Les rapports d’incidents obtenus par le Globe and Mail montrent que le personnel correctionnel, ainsi que les greffiers et les policiers, ont confondu des détenus, mal calculé la durée des peines et mal communiqué entre eux, des erreurs qui ont conduit à la libération prématurée de 175 personnes entre janvier 2015 et janvier 2022. En plus de ces cas, 29 autres personnes ont été libérées avant la date prévue, entre avril 2022 et mars 2023, a déclaré Louise Quintin, porte-parole du ministère de la Sécurité publique.
Le Globe a déjà rapporté que des centaines de personnes ont été illégalement emprisonnées pendant des jours ou des mois au Québec au cours de la dernière décennie en raison d’erreurs administratives. Une victime présumée de détention illégale demande maintenant l’autorisation d’intenter un recours collectif contre le gouvernement provincial.
Le 31 mai, un fonctionnaire du ministère a envoyé par erreur au Globe 384 pages de rapports d’incidents non expurgés rédigés par les administrateurs et le personnel des services correctionnels.
Le 1er juin, le ministère a demandé au Globe de détruire les rapports parce qu’ils contenaient des informations personnelles confidentielles ainsi que des informations relatives à la sécurité, et a déclaré qu’il enverrait une version expurgée.

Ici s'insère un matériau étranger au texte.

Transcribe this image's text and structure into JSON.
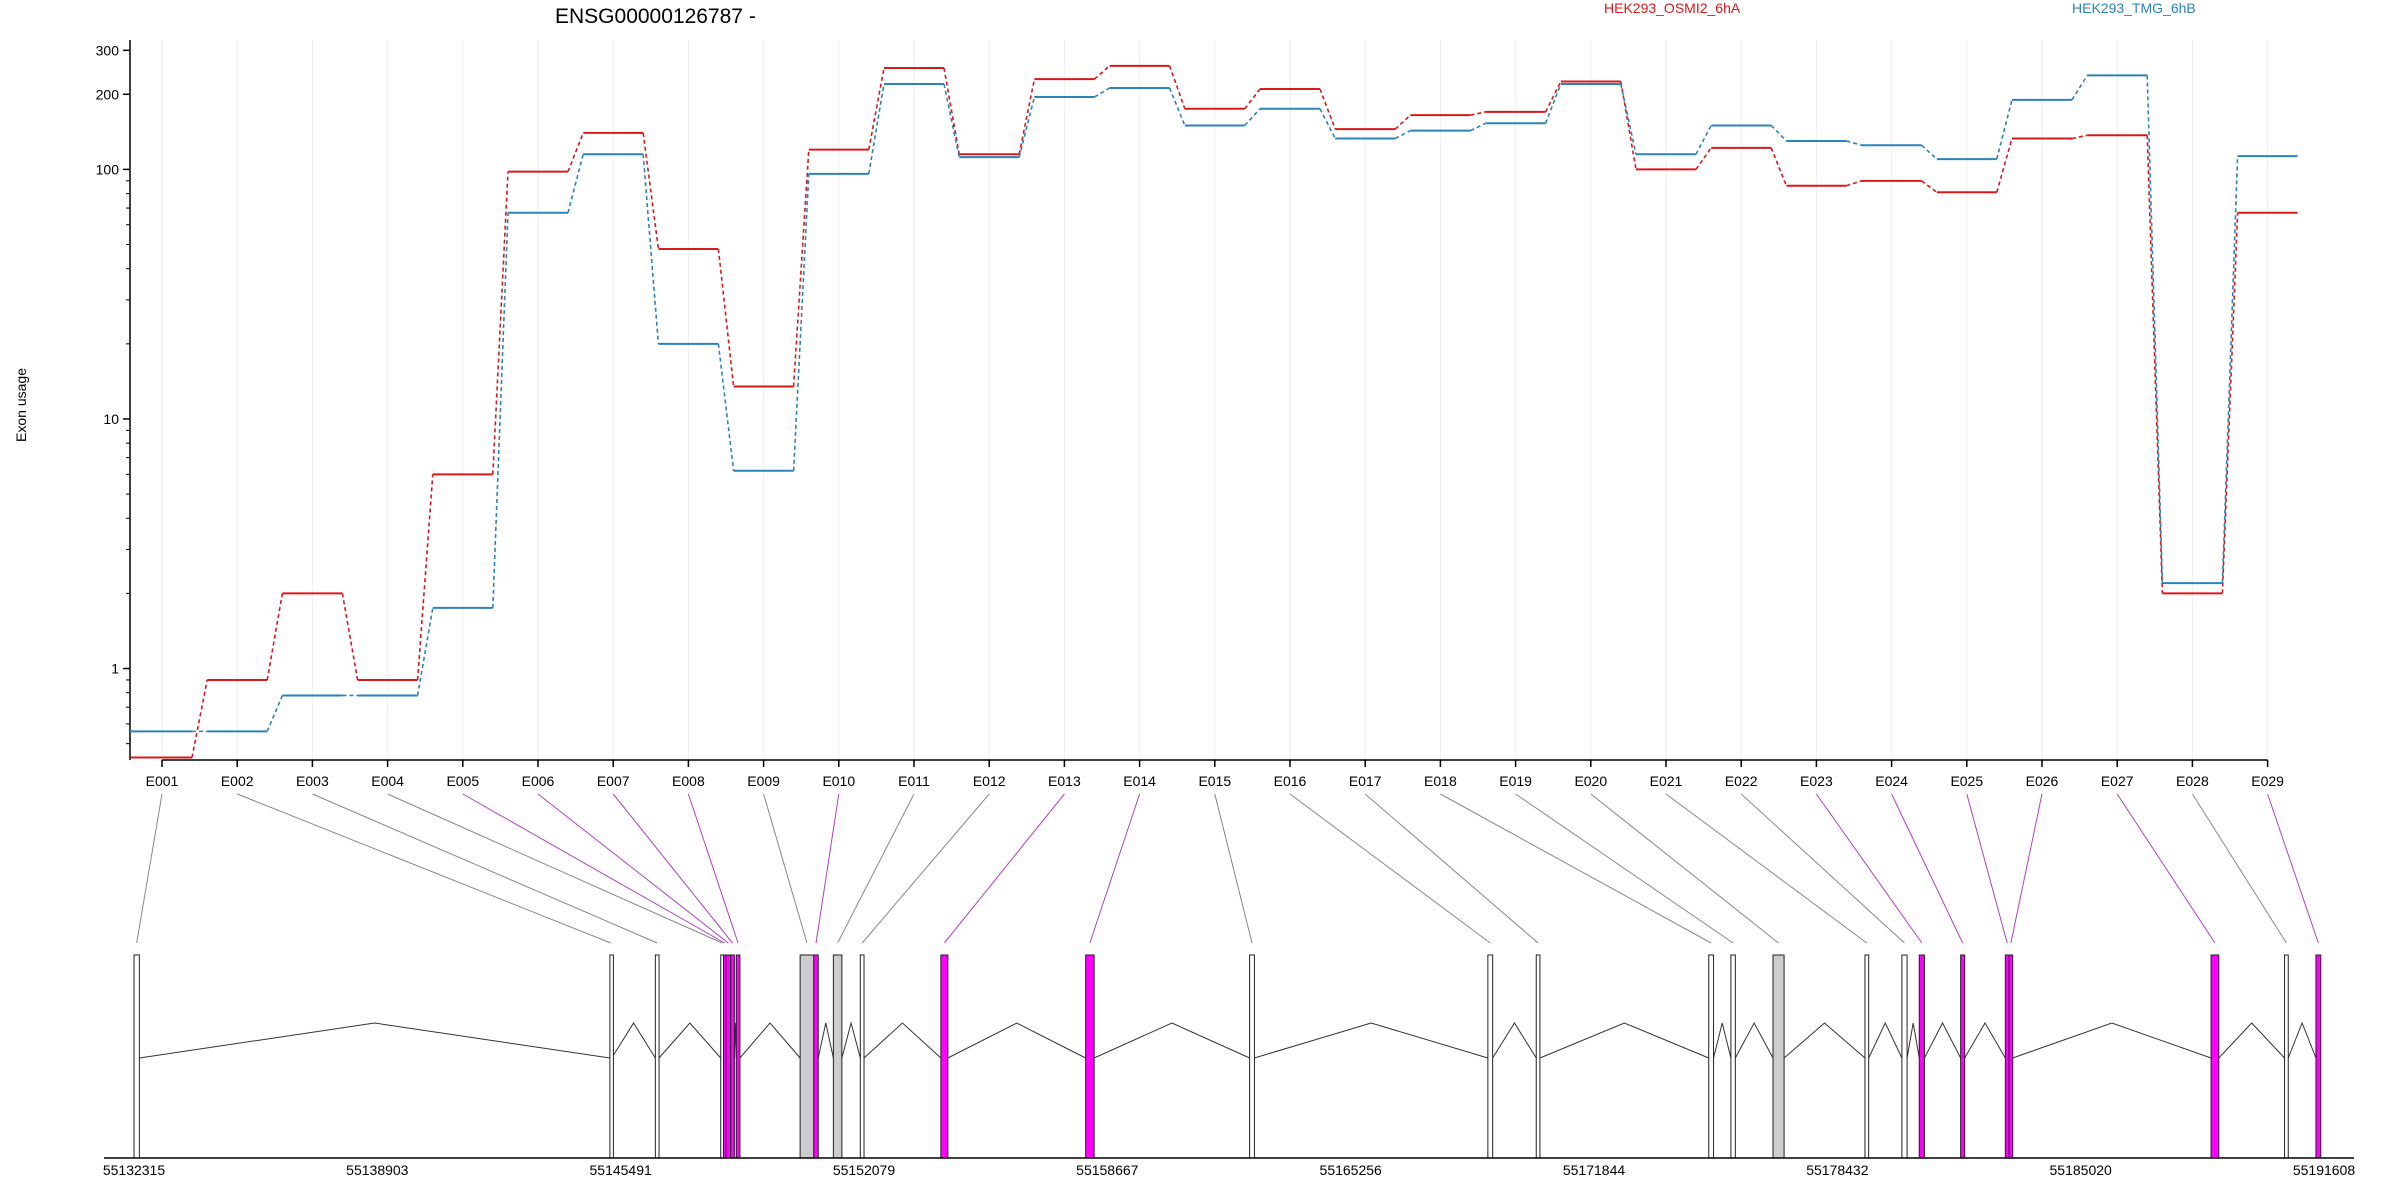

Après l’envoi de la version expurgée, le Globe a posé des questions demandant au ministère de justifier les suppressions, qui comprenaient non seulement les noms, mais aussi les chefs d’accusation pour lesquels les détenus avaient été condamnés ou faisaient l’objet d’une procédure. Le ministère a également supprimé les détails concernant la cause des incidents et leurs conséquences pour le public. Gaston Brumatti, fonctionnaire du ministère, a déclaré que les suppressions étaient justifiées en vertu de diverses dispositions de la législation provinciale sur l’accès à l’information, mais il a refusé d’aborder les suppressions individuelles.

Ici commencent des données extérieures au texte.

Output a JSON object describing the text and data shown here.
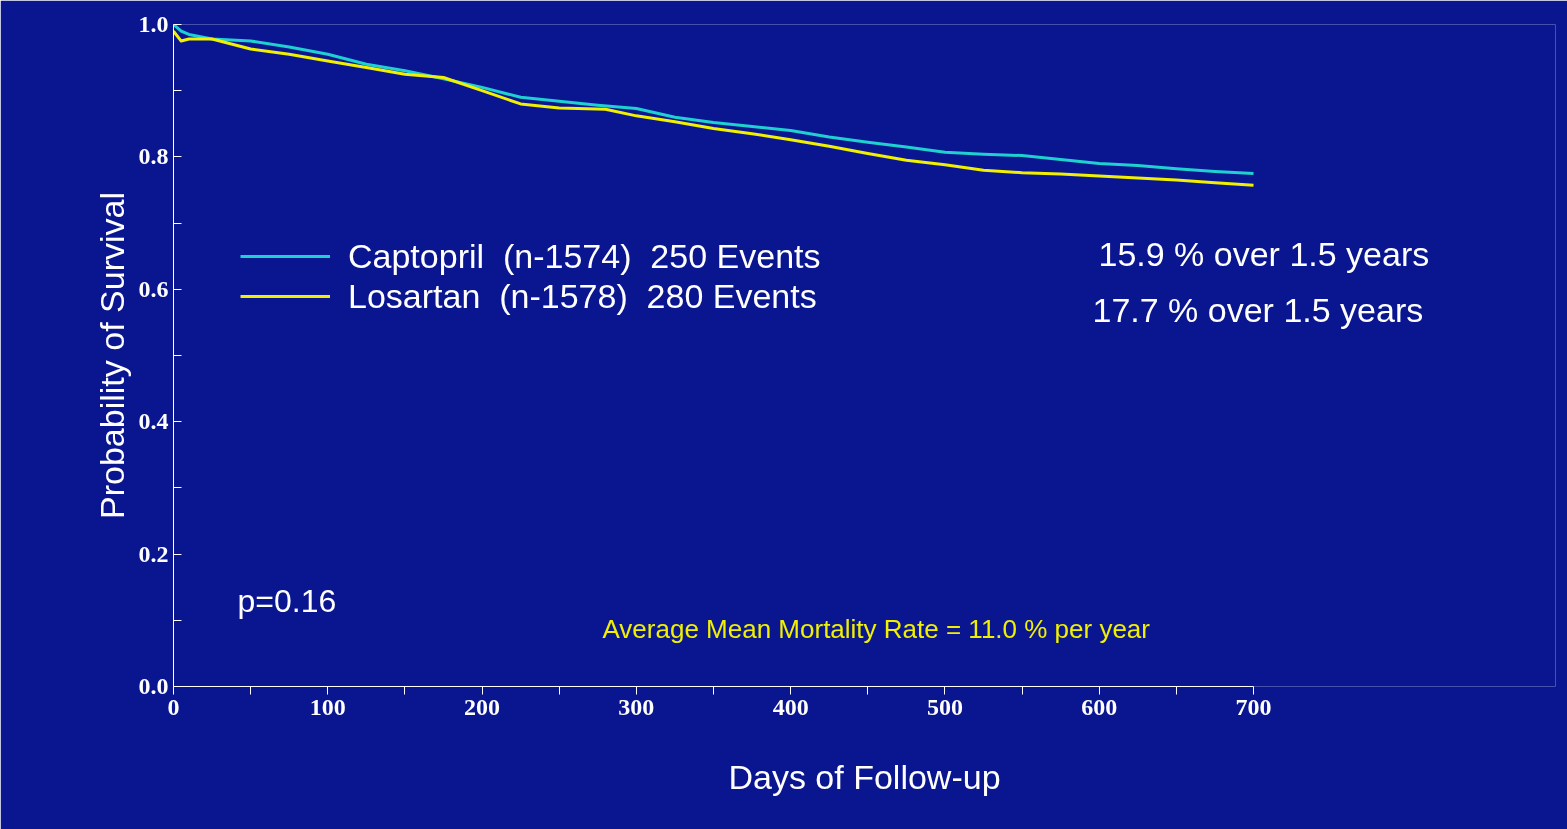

Le ministère a également déclaré que, comme les questions du Globe suggéraient que les rapports non expurgés n’avaient pas encore été détruits, un « incident de confidentialité » a été signalé à la Commission d’accès à l’information du Québec.
[…]
Si la plupart des rapports indiquent que les fonctionnaires se sont rendu compte dans la journée qu’ils avaient libéré un délinquant prématurément, d’autres signalent que des erreurs n’ont pas été identifiées avant plusieurs jours, voire plusieurs mois.

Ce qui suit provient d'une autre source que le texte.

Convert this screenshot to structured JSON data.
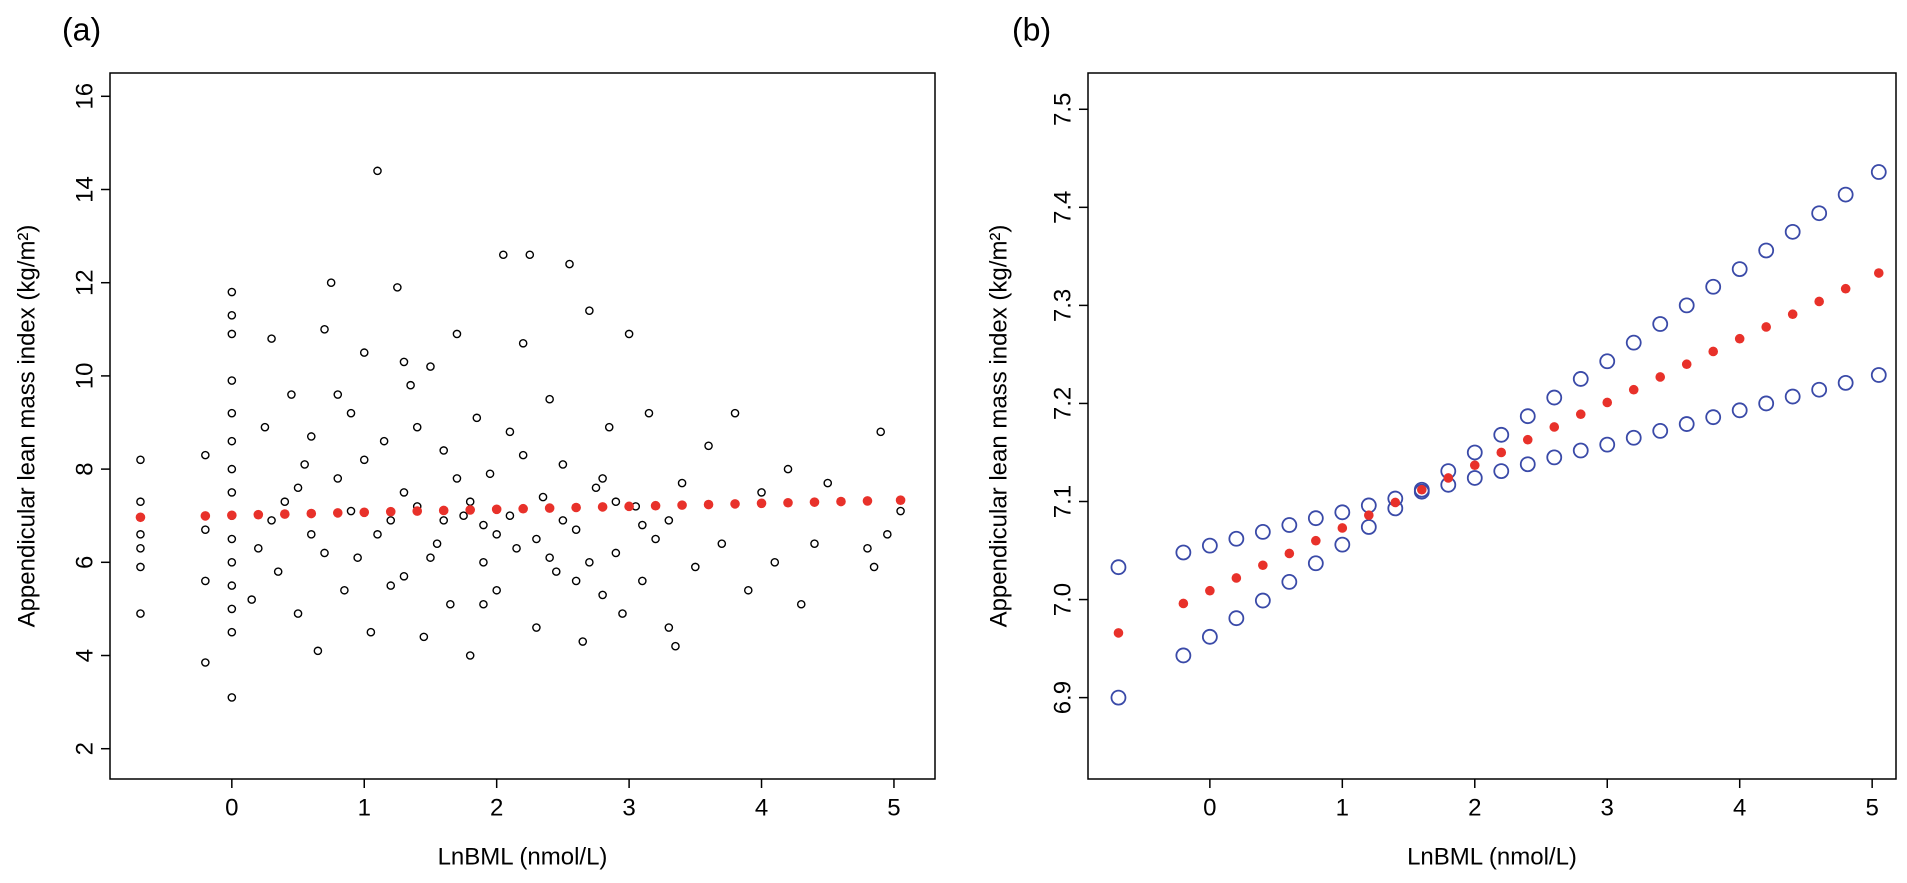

Les fonctionnaires qui se démènent pour contacter les délinquants et les ramener derrière les barreaux disposent souvent de numéros de téléphone de la personne ou de ses proches qui s’avèrent inutiles. Lorsque le contact a été établi, certains délinquants se sont montrés coopératifs, d’autres non. De nombreux rapports d’incidents indiquent que les autorités étaient toujours à la recherche des délinquants au moment où ils ont été rédigés.
Dans les cas où des délinquants ont été libérés prématurément après avoir commis des crimes violents, y compris des voies de fait et des agressions sexuelles, les services correctionnels indiquent qu’ils ont dû en informer les victimes.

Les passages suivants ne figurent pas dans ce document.